A new study suggests the use of not only three, but four or more PET/CT evaluations during follow-up for lung cancer, as the research revealed that additional PET/CTs changed patient management in 28.1 percent of cases, the Society of Nuclear Medicine and Molecular Imaging (SNMMI) announced Feb. 18.
CMS’s June 2013 decision to cover three follow-up FDG PET scans for most oncologic applications laid the foundation for more careful study of just how many scans may be necessary--and warranted--to provide the best cancer care for not just lung cancer patients but those with other forms of cancer, as well.
In a retrospective study, a team of researchers including Rathan Subramaniam, MD, PhD, associate professor of radiology, oncology, head and neck surgery, and health policy and management at Johns Hopkins School of Medicine in Baltimore, evaluated 1,171 cases of lung cancer patient management from 2001 to 2013 to assess the benefit of four or more PET/CTs during follow-up. They published their findings in the February 2015 issue of the Journal of Nuclear Medicine. .

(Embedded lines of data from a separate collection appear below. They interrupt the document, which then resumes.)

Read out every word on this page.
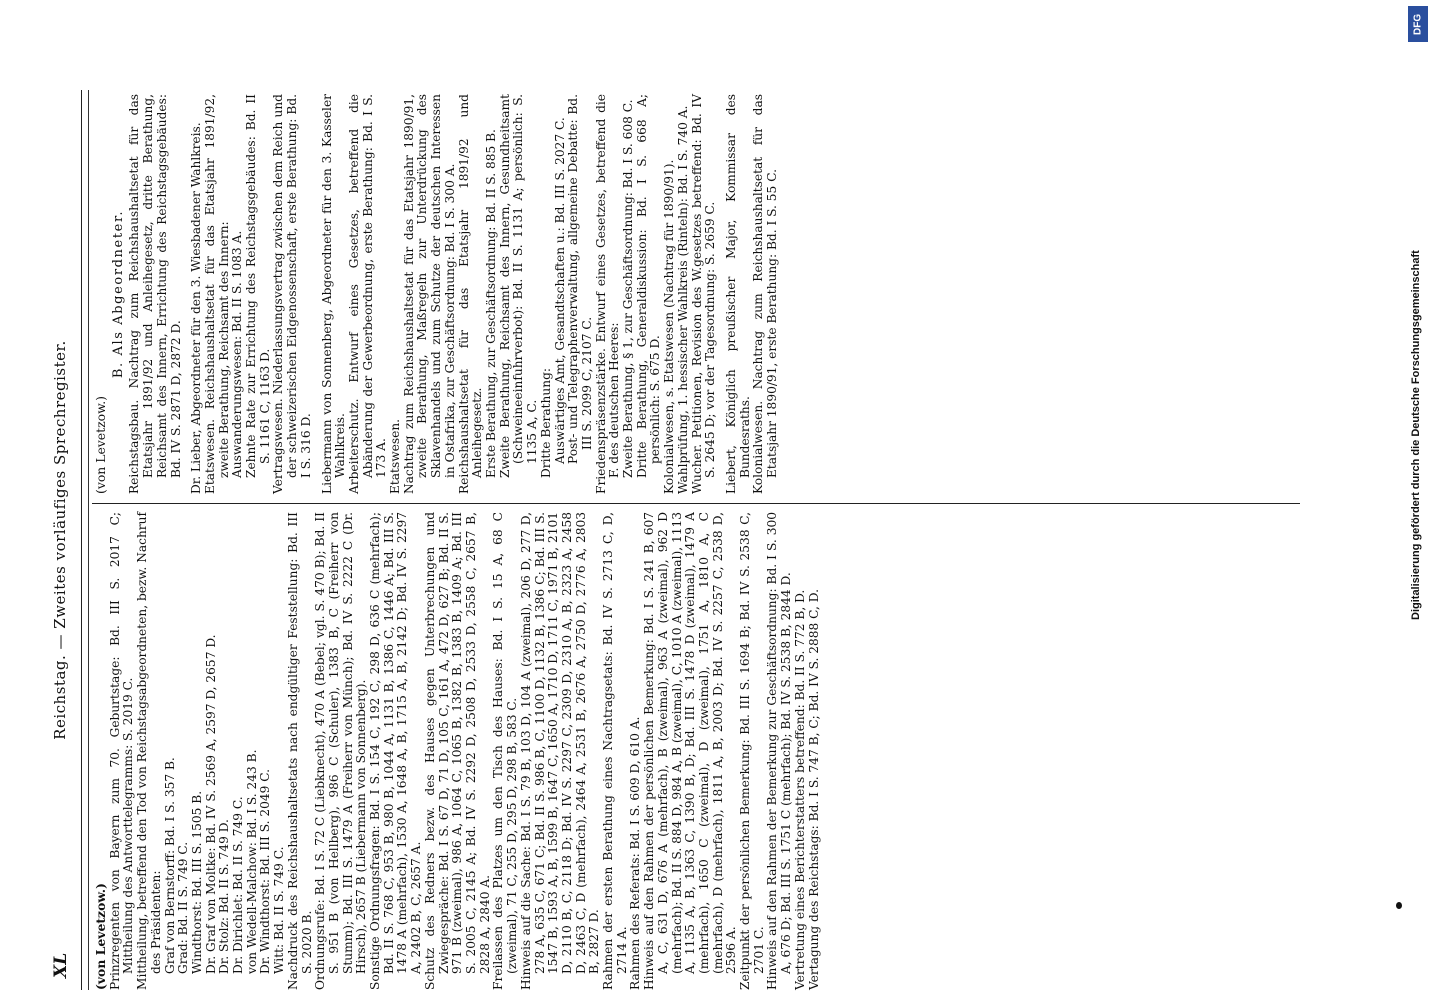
XL
Reichstag. — Zweites vorläufiges Sprechregister.

(von Levetzow.) Prinzregenten von Bayern zum 70. Geburtstage: Bd. III S. 2017 C; Mittheilung des Antworttelegramms: S. 2019 C. Mittheilung, betreffend den Tod von Reichstagsabgeordneten, bezw. Nachruf des Präsidenten: Graf von Bernstorff: Bd. I S. 357 B. Grad: Bd. II S. 749 C. Windthorst: Bd. III S. 1505 B. Dr. Graf von Moltke: Bd. IV S. 2569 A, 2597 D, 2657 D. Dr. Stolz: Bd. II S. 749 D. Dr. Dirichlet: Bd. II S. 749 C. von Wedell-Malchow: Bd. I S. 243 B. Dr. Windthorst: Bd. III S. 2049 C. Witt: Bd. II S. 749 C. Nachdruck des Reichshaushaltsetats nach endgültiger Feststellung: Bd. III S. 2020 B. Ordnungsrufe: Bd. I S. 72 C (Liebknecht), 470 A (Bebel; vgl. S. 470 B); Bd. II S. 951 B (von Hellberg), 986 C (Schuler), 1383 B, C (Freiherr von Stumm); Bd. III S. 1479 A (Freiherr von Münch); Bd. IV S. 2222 C (Dr. Hirsch), 2657 B (Liebermann von Sonnenberg). Sonstige Ordnungsfragen: Bd. I S. 154 C, 192 C, 298 D, 636 C (mehrfach); Bd. II S. 768 C, 953 B, 980 B, 1044 A, 1131 B, 1386 C, 1446 A; Bd. III S. 1478 A (mehrfach), 1530 A, 1648 A, B, 1715 A, B, 2142 D; Bd. IV S. 2297 A, 2402 B, C, 2657 A. Schutz des Redners bezw. des Hauses gegen Unterbrechungen und Zwiegespräche: Bd. I S. 67 D, 71 D, 105 C, 161 A, 472 D, 627 B; Bd. II S. 971 B (zweimal), 986 A, 1064 C, 1065 B, 1382 B, 1383 B, 1409 A; Bd. III S. 2005 C, 2145 A; Bd. IV S. 2292 D, 2508 D, 2533 D, 2558 C, 2657 B, 2828 A, 2840 A. Freilassen des Platzes um den Tisch des Hauses: Bd. I S. 15 A, 68 C (zweimal), 71 C, 255 D, 295 D, 298 B, 583 C. Hinweis auf die Sache: Bd. I S. 79 B, 103 D, 104 A (zweimal), 206 D, 277 D, 278 A, 635 C, 671 C; Bd. II S. 986 B, C, 1100 D, 1132 B, 1386 C; Bd. III S. 1547 B, 1593 A, B, 1599 B, 1647 C, 1650 A, 1710 D, 1711 C, 1971 B, 2101 D, 2110 B, C, 2118 D; Bd. IV S. 2297 C, 2309 D, 2310 A, B, 2323 A, 2458 D, 2463 C, D (mehrfach), 2464 A, 2531 B, 2676 A, 2750 D, 2776 A, 2803 B, 2827 D. Rahmen der ersten Berathung eines Nachtragsetats: Bd. IV S. 2713 C, D, 2714 A. Rahmen des Referats: Bd. I S. 609 D, 610 A. Hinweis auf den Rahmen der persönlichen Bemerkung: Bd. I S. 241 B, 607 A, C, 631 D, 676 A (mehrfach), B (zweimal), 963 A (zweimal), 962 D (mehrfach); Bd. II S. 884 D, 984 A, B (zweimal), C, 1010 A (zweimal), 1113 A, 1135 A, B, 1363 C, 1390 B, D; Bd. III S. 1478 D (zweimal), 1479 A (mehrfach), 1650 C (zweimal), D (zweimal), 1751 A, 1810 A, C (mehrfach), D (mehrfach), 1811 A, B, 2003 D; Bd. IV S. 2257 C, 2538 D, 2596 A. Zeitpunkt der persönlichen Bemerkung: Bd. III S. 1694 B; Bd. IV S. 2538 C, 2701 C. Hinweis auf den Rahmen der Bemerkung zur Geschäftsordnung: Bd. I S. 300 A, 676 D; Bd. III S. 1751 C (mehrfach); Bd. IV S. 2538 B, 2844 D. Vertretung eines Berichterstatters betreffend: Bd. II S. 772 B, D. Vertagung des Reichstags: Bd. I S. 747 B, C; Bd. IV S. 2888 C, D.

(von Levetzow.)

B. Als Abgeordneter. Reichstagsbau. Nachtrag zum Reichshaushaltsetat für das Etatsjahr 1891/92 und Anleihegesetz, dritte Berathung, Reichsamt des Innern, Errichtung des Reichstagsgebäudes: Bd. IV S. 2871 D, 2872 D. Dr. Lieber, Abgeordneter für den 3. Wiesbadener Wahlkreis. Etatswesen. Reichshaushaltsetat für das Etatsjahr 1891/92, zweite Berathung, Reichsamt des Innern: Auswanderungswesen: Bd. II S. 1083 A. Zehnte Rate zur Errichtung des Reichstagsgebäudes: Bd. II S. 1161 C, 1163 D. Vertragswesen. Niederlassungsvertrag zwischen dem Reich und der schweizerischen Eidgenossenschaft, erste Berathung: Bd. I S. 316 D. Liebermann von Sonnenberg, Abgeordneter für den 3. Kasseler Wahlkreis. Arbeiterschutz. Entwurf eines Gesetzes, betreffend die Abänderung der Gewerbeordnung, erste Berathung: Bd. I S. 173 A. Etatswesen. Nachtrag zum Reichshaushaltsetat für das Etatsjahr 1890/91, zweite Berathung, Maßregeln zur Unterdrückung des Sklavenhandels und zum Schutze der deutschen Interessen in Ostafrika, zur Geschäftsordnung: Bd. I S. 300 A. Reichshaushaltsetat für das Etatsjahr 1891/92 und Anleihegesetz. Erste Berathung, zur Geschäftsordnung: Bd. II S. 885 B. Zweite Berathung, Reichsamt des Innern, Gesundheitsamt (Schweineeinfuhrverbot): Bd. II S. 1131 A; persönlich: S. 1135 A, C. Dritte Berathung: Auswärtiges Amt, Gesandtschaften u.: Bd. III S. 2027 C. Post- und Telegraphenverwaltung, allgemeine Debatte: Bd. III S. 2099 C, 2107 C. Friedenspräsenzstärke. Entwurf eines Gesetzes, betreffend die F. des deutschen Heeres: Zweite Berathung, § 1, zur Geschäftsordnung: Bd. I S. 608 C. Dritte Berathung, Generaldiskussion: Bd. I S. 668 A; persönlich: S. 675 D. Kolonialwesen, s. Etatswesen (Nachtrag für 1890/91). Wahlprüfung, 1. hessischer Wahlkreis (Rinteln): Bd. I S. 740 A. Wucher. Petitionen, Revision des W.gesetzes betreffend: Bd. IV S. 2645 D; vor der Tagesordnung: S. 2659 C. Liebert, Königlich preußischer Major, Kommissar des Bundesraths. Kolonialwesen. Nachtrag zum Reichshaushaltsetat für das Etatsjahr 1890/91, erste Berathung: Bd. I S. 55 C.

DFG
Digitalisierung gefördert durch die Deutsche Forschungsgemeinschaft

“This study showed us that follow-up PET/CTs, in this case the fourth and subsequent PET/CTs, were able to provide added value and additional information for the critical judgment of whether a person had disease or not,” Subramaniam told Health Imaging. “They also proved useful in changing the management of the disease.”
This evidence could potentially influence the future standard of cancer care and the likelihood of reimbursement for additional scans, because, for the first time, researchers have data to back it up.
Results of the study showed that among the 1,171 biopsy-proven cases of lung cancer, 85 patients, or 7.3 percent, received four or additional follow-up PET/CT scans to evaluate their cancer. The fourth follow-up PET/CT scan was performed at a median of 31.4 months. A grand total of 285 scans above and beyond the third follow-up scan were reported. The fourth or subsequent FDG PET/CT scan was interpreted as positive 52.28 percent of the time, or 149 scans out of 285, and these additional PET/CTs were able to identify unsuspected recurrent or metastatic disease in 24.2 percent of scans.
Treatment changes resulted from 80 of the scans, including new or additional treatment prescribed as a result of 58 of the additional scans. Changes were made to treatment planning and the administration of chemotherapy and other forms of therapy after 16 of the scans, and cessation of treatment was reported following six of the 285 scans performed. A total of 55.3 percent of the participating patients died during that span of study from 2001 to 2013.
Subramaniam explained that while this data is still relatively raw, it could have an impact on the reimbursement of the fourth or additional FDG PET/CT scans as decided by local Medicare Administrative Contractors. Research has already begun to replicate this study for colorectal cancer and, in time, breast cancer.
“In any field, you want to see multiple independent studies provide similar answers in order to get broad, robust evidence development.”